Power alerting engines or rule-based engines using only changed data:

spark.read.format("hudi") \
.option("hoodie.datasource.query.type", "incremental") \
.option("hoodie.datasource.read.begin.instanttime", "20240401000000") \
.load("s3://data-lake/fraud_txn_table/")

Use this for:

  • Streaming enrichment jobs
  • ML feature engineering pipelines
  • Notifying fraud teams

Best Practices

  • Use Merge-on-Read for fast ingestion and delayed compaction
  • Set proper precombine field (e.g., event_time) for deduplication
  • Enable inline or async compaction to manage read performance
  • Partition by date or region to reduce scan size
  • Use Hive sync for seamless integration with Athena or Presto
  • Secure your table with fine-grained access via AWS Lake Formation or Ranger

Conclusion

Apache Hudi is a powerful platform for building real-time fraud detection systems at scale.
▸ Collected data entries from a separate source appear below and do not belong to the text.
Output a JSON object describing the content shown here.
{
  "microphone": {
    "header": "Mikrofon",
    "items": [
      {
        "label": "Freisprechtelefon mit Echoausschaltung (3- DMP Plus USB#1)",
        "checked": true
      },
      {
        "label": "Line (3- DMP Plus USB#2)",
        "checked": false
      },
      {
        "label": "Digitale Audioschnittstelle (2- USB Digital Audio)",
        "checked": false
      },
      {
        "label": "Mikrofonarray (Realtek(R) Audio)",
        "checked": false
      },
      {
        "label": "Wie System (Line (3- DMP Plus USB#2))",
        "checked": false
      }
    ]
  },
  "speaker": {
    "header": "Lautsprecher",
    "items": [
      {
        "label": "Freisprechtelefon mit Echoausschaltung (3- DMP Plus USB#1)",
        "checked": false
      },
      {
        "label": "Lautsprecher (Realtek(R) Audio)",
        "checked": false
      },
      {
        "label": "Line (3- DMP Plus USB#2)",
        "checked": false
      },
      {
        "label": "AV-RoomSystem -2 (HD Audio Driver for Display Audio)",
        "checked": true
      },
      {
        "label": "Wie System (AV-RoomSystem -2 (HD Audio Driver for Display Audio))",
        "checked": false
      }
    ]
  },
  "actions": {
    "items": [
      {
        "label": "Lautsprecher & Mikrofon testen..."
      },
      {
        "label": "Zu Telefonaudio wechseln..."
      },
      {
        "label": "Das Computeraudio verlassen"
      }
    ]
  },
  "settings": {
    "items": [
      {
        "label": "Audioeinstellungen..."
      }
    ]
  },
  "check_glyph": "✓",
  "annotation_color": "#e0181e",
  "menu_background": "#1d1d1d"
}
With upsert support, incremental queries, and streaming capabilities, Hudi enables fast, accurate, and secure pipelines — making it a perfect fit for modern, ACID-compliant lakehouses.

By combining Hudi with Spark, Kafka, and query tools like Athena or Presto, you can turn raw transactional streams into intelligent, real-time fraud insights.